I couldn't focus on anything with that hanging over my head. So a few minutes later, I went to my grandparents' room to confront my grandfather. I said to him, "I don't understand why you don't see where I'm coming from here. I won't exactly be having any meaningful conversations with people when my brain's shutting down because of the crowd. If it were a one-on-one conversation with someone, that's one thing. But being in a big crowd where I won't even notice that they're there because all I'll see is the crowd, that's something else.". "C'mere." He hugged me and said I could stay home. A few minutes later, he asked me if I'd go to the bar mitzvah party. I hadn't planned on going, but I said yes.
So they left the house. An hour or so later, my cousins all left as well. So I had the house all to myself.
First I worked on the game. It's turning out more interesting than I planned.
Then I read my book a little. Excellent storytelling.
Then I played piano, working on Variations on V.O.V. in particular.
Then I summarized a little bit more of my blog.
Then I took out the play, knowing that I'd never get such a perfect opportunity.
I stood by mirrors and practiced the voices and kinds of movement for the characters, being as loud as I was supposed to be on stage. And then I moved back into the living room, and started playing scenes. I paused for the other characters' absent lines, so that I'd have to think about how I was moving around and reacting as they spoke. And I kept in motion the whole time, trying to find the emotional gist of every line (and often being surprised by what I found).

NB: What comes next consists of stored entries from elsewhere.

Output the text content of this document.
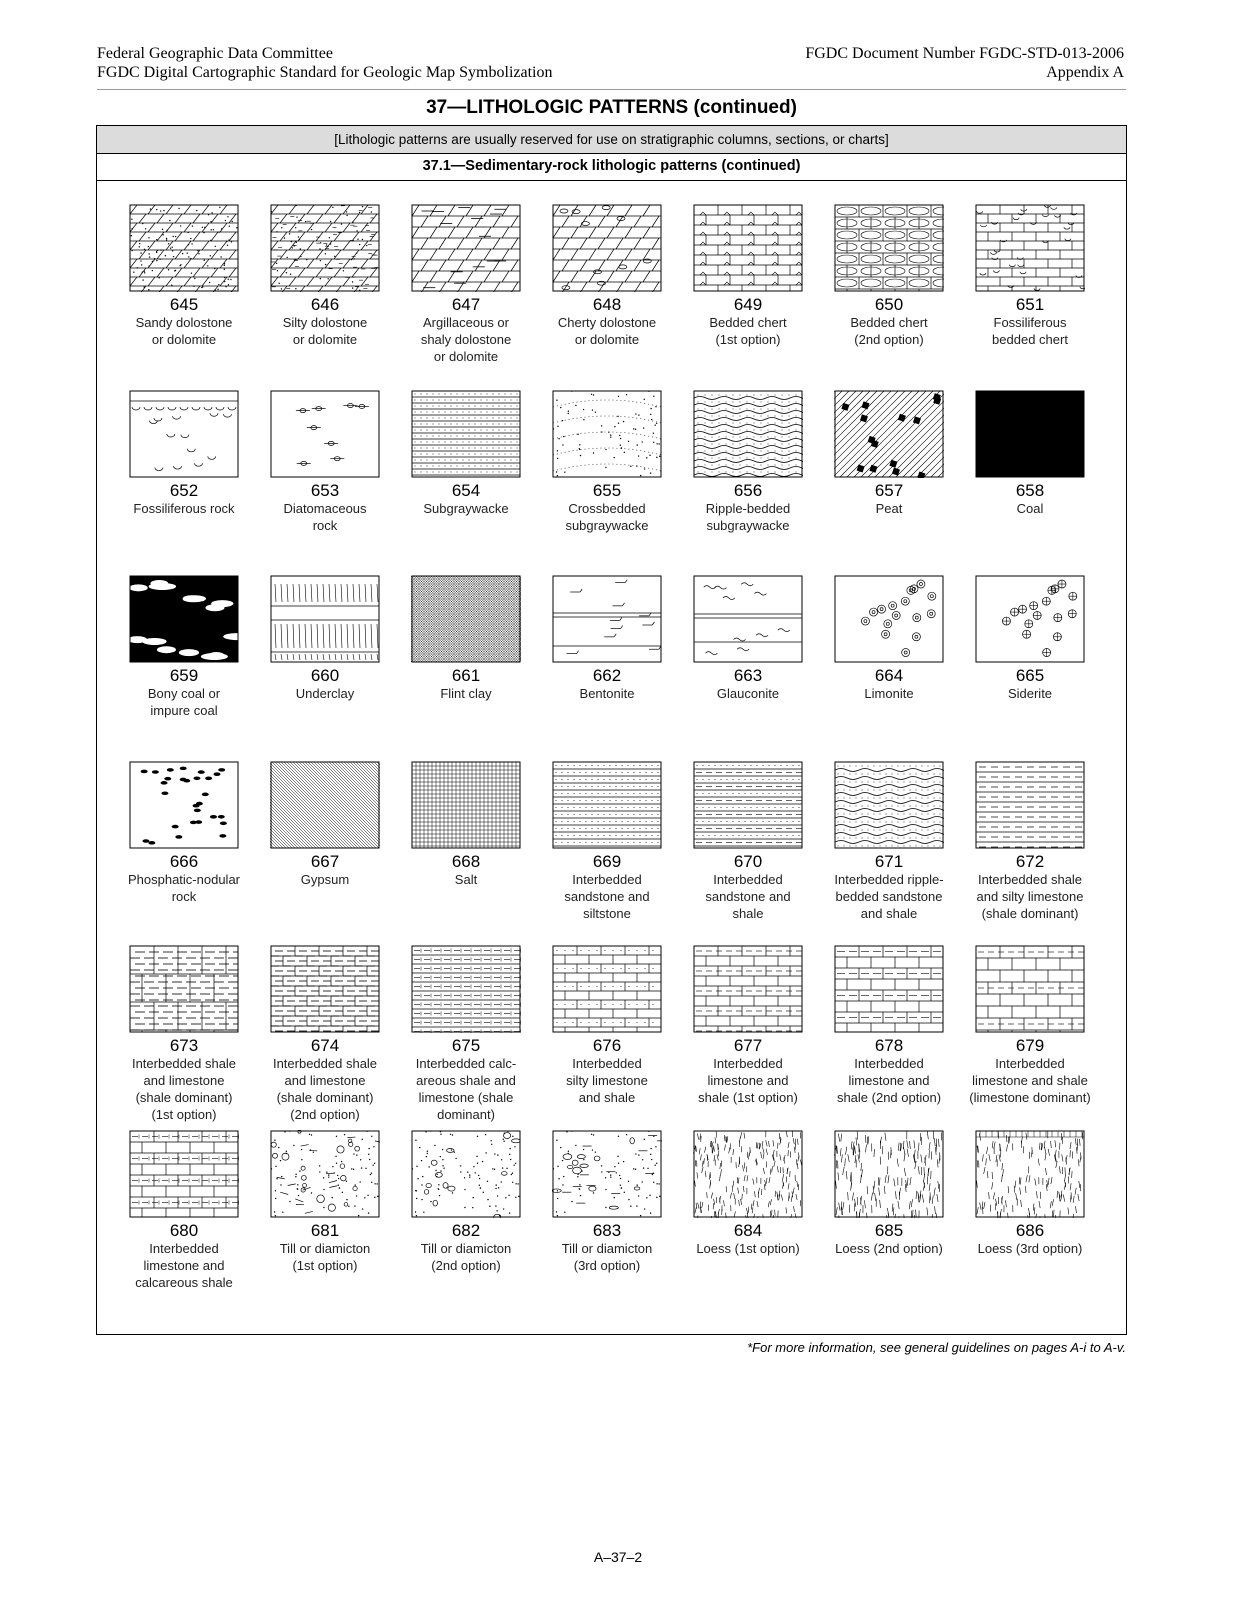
Federal Geographic Data Committee
FGDC Digital Cartographic Standard for Geologic Map Symbolization
FGDC Document Number FGDC-STD-013-2006
Appendix A
37—LITHOLOGIC PATTERNS (continued)
[Lithologic patterns are usually reserved for use on stratigraphic columns, sections, or charts]
37.1—Sedimentary-rock lithologic patterns (continued)
645
Sandy dolostone
or dolomite
646
Silty dolostone
or dolomite
647
Argillaceous or
shaly dolostone
or dolomite
648
Cherty dolostone
or dolomite
649
Bedded chert
(1st option)
650
Bedded chert
(2nd option)
651
Fossiliferous
bedded chert
652
Fossiliferous rock
653
Diatomaceous
rock
654
Subgraywacke
655
Crossbedded
subgraywacke
656
Ripple-bedded
subgraywacke
657
Peat
658
Coal
659
Bony coal or
impure coal
660
Underclay
661
Flint clay
662
Bentonite
663
Glauconite
664
Limonite
665
Siderite
666
Phosphatic-nodular
rock
667
Gypsum
668
Salt
669
Interbedded
sandstone and
siltstone
670
Interbedded
sandstone and
shale
671
Interbedded ripple-
bedded sandstone
and shale
672
Interbedded shale
and silty limestone
(shale dominant)
673
Interbedded shale
and limestone
(shale dominant)
(1st option)
674
Interbedded shale
and limestone
(shale dominant)
(2nd option)
675
Interbedded calc-
areous shale and
limestone (shale
dominant)
676
Interbedded
silty limestone
and shale
677
Interbedded
limestone and
shale (1st option)
678
Interbedded
limestone and
shale (2nd option)
679
Interbedded
limestone and shale
(limestone dominant)
680
Interbedded
limestone and
calcareous shale
681
Till or diamicton
(1st option)
682
Till or diamicton
(2nd option)
683
Till or diamicton
(3rd option)
684
Loess (1st option)
685
Loess (2nd option)
686
Loess (3rd option)
*For more information, see general guidelines on pages A-i to A-v.
A–37–2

I worked on the play for many hours. I kept moving through the house, from the living room to the den to the basement to the mirror bathroom and back to the living room. I memorized all of my lines for Act 1, I got more comfortable with the voice of Ambrose, I learned things about what the characters are going through. And then I stopped trying, really, and just played around with my voice to see what weird things I could do with it.
(All at the top of my lungs, of course.)
As I was in the middle of this, a couple walked through the backyard to see what the property was like. I stopped being quite so loud for a few minutes. From my comfortable seat in one of the living room's swivel chairs, I waved hello in a friendly manner. They passed by in the direction of the beach path, and I went back to my silliness.